Kommentar Afghanistan: Rückfall ins Chaos
Die Absage der Stichwahlen in Afghanistan war unter den gegebenen Bedingungen die einzig vernünftige Lösung. Denn eine wirkliche "Wahl" hatten die Afghanen ohne Gegenkandidaten ohnehin nicht.
Die Absage der Stichwahlen in Afghanistan war unter den gegebenen Bedingungen die einzig vernünftige Lösung. Das Wort "Wahl" bedeutet schließlich, dass man auch eine solche hat, und das war nach der Absage des zweiten Kandidaten Abdullah nicht mehr der Fall. Doch diese Einsicht macht die Lage im Land um nichts besser.
Das Chaos der vergangenen Wochen zeigt vielmehr, in welchem Maße den entscheidenden internationalen Akteuren, namentlich den USA und den Vereinten Nationen (UNO), die Kontrolle in Afghanistan entglitten ist.
Der erste schwere Fehler - nach vielen anderen im Vorfeld der Wahlen - war, Amtsinhaber Hamid Karsai in eine Stichwahl zu zwingen. Denn es war von vornherein klar, dass nichts und niemand die Sicherheit dieser zweiten Wahlrunde würde garantieren können.
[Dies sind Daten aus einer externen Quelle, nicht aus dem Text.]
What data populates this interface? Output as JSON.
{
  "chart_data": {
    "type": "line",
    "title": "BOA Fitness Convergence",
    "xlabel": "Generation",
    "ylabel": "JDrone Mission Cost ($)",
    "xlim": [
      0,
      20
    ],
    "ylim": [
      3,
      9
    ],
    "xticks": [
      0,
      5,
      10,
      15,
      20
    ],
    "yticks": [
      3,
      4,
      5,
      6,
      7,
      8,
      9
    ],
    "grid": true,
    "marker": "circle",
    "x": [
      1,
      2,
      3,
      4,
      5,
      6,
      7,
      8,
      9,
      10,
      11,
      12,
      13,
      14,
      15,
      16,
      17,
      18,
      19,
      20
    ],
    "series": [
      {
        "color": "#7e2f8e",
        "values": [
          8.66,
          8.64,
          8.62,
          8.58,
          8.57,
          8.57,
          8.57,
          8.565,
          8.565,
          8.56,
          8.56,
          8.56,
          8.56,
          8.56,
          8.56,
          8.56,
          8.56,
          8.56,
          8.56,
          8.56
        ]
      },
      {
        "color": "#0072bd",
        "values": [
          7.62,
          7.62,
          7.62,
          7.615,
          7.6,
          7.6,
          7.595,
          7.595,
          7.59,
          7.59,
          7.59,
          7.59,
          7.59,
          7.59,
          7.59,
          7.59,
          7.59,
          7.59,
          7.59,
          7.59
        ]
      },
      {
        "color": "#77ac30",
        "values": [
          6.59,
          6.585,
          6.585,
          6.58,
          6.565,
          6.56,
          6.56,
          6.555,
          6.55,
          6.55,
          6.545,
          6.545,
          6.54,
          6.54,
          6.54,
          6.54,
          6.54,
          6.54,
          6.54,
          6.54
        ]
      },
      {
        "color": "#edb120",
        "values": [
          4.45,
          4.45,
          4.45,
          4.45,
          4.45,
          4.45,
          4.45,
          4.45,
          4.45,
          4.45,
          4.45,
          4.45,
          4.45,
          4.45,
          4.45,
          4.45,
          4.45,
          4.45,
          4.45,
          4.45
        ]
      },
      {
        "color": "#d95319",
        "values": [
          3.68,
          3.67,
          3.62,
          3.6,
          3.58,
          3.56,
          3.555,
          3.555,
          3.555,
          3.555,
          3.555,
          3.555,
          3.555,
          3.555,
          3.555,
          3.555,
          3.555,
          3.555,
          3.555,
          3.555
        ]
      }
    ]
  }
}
Diese Steilvorlage haben die Taliban denn auch - strategisch klug wie immer - sofort zu einem vernichtenden Attentat gegen die UNO genutzt.
Seit diesem Anschlag in Kabul war im Grunde klar, dass die Vereinten Nationen zur Organisation des Wahlprozesses nicht mehr zur Verfügung stehen. Mitarbeiter berichteten in den letzten Tagen, dass keinerlei Vorbereitungen zu dem für den 7. November geplanten Urnengang getroffen wurden.
Abdullahs Rückzug ermöglicht daher wohl eher der UNO, das Gesicht zu wahren, als ihm selbst. Und die USA? Haben Karsai Schritt für Schritt demontiert, ohne zu wissen, gegen wen sie ihn eintauschen sollen, und beklagen sich nun, dass es keine glaubwürdige Regierung gibt. Dabei weiß jeder, der Afghanistan nur ein bisschen kennt, dass der Tadschike Abdullah dort ebenso wenig präsidiabel ist wie Micky Maus. Ein noch größeres Desaster ist eigentlich kaum vorstellbar.
Verschwörungstheoretiker glauben schon jetzt, dass so viel Dummheit gar nicht möglich ist und dass dies alles nur inszeniert wurde, um endlich eine große Ratsversammlung (Loja Dschirga) abzuhalten, bei der dann endlich die Taliban in die Regierung geholt werden und die USA sich langsam vom Hindukusch zurückziehen können. Was immer die Wahrheit ist - es bleibt jetzt gar nichts anderes mehr übrig als die Loja Dschirga, um eine legitime Regierung zu produzieren. Acht Jahre nach der Vertreibung der Taliban ist Afghanistan politisch damit wieder am Punkt null.